To illustrate, here’s how a professor at the college level might use PREP to create course content. Below is an image of a prompt I gave to ChatGPT-4 based on the template Fitzpatrick and colleagues provide on p. 132.

 ChatGPT Prompt for May blog

 Next is an image of the first paragraph and MC question that ChatGPT generated in response to my prompt.

ChatGPT output 1 for May 21 blog 

And after generating the second two paragraphs and MC questions (not shown), ChatGPT fulfilled the rest of the request as follows

ChatGPT output 2 for May 21 blog

Not bad, and all in 20 seconds! As the authors note, with any GenAI output, you will want to evaluate it, and teach your students how to evaluate it, before using it. And the authors provide another framework for doing just that: E.D.I.T. Evaluate the content for language, facts & structure; Determine accuracy and corroborate sources; Identify biases and misinformation; and Transform the content to reflect any of your own adjustments (p. 100).

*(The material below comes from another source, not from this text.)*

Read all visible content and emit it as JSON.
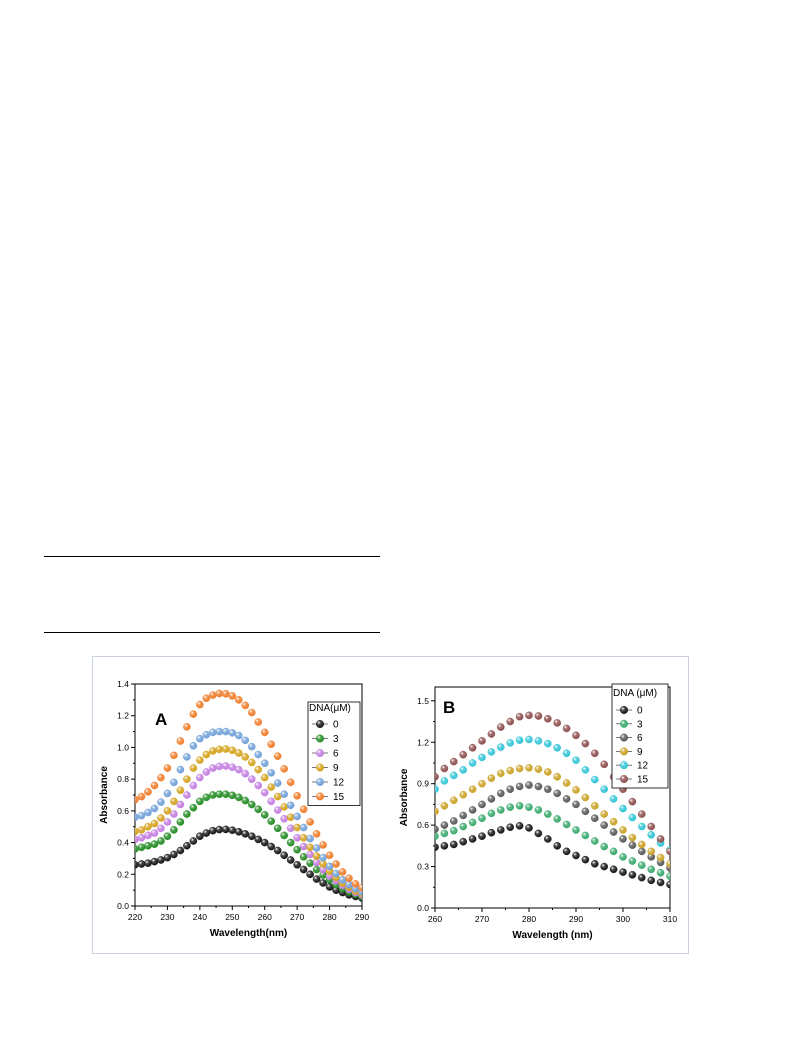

The book is filled with helpful after helpful examples and templates for using the PREP and EDIT frameworks to quickly and easily make GenAI your teaching assistant, all of which are easily adaptable to the higher education setting.


There are over 300 pages in this book, with nuggets of wisdom in almost each one and so I have only touched the surface in this blog post. The good news is that the book is a quick read and provides an easy-to-navigate just-in-time resource for college and university faculty who want to begin to use GenAI in their teaching but don't know where to start. And, since it sells for under $30 USD, “The AI Classroom: The Ultimate Guide to Artificial Intelligence in Education” is a great purchase overall and if you are a higher ed faculty member, instructional developer/designer, or academic integrity expert, I highly recommend adding it to your summer reading list. You may be surprised with how easily and quickly you can begin to play around with, and plan for, how GenAI can help you teach, assess, and engage with students in learning come time for the fall term.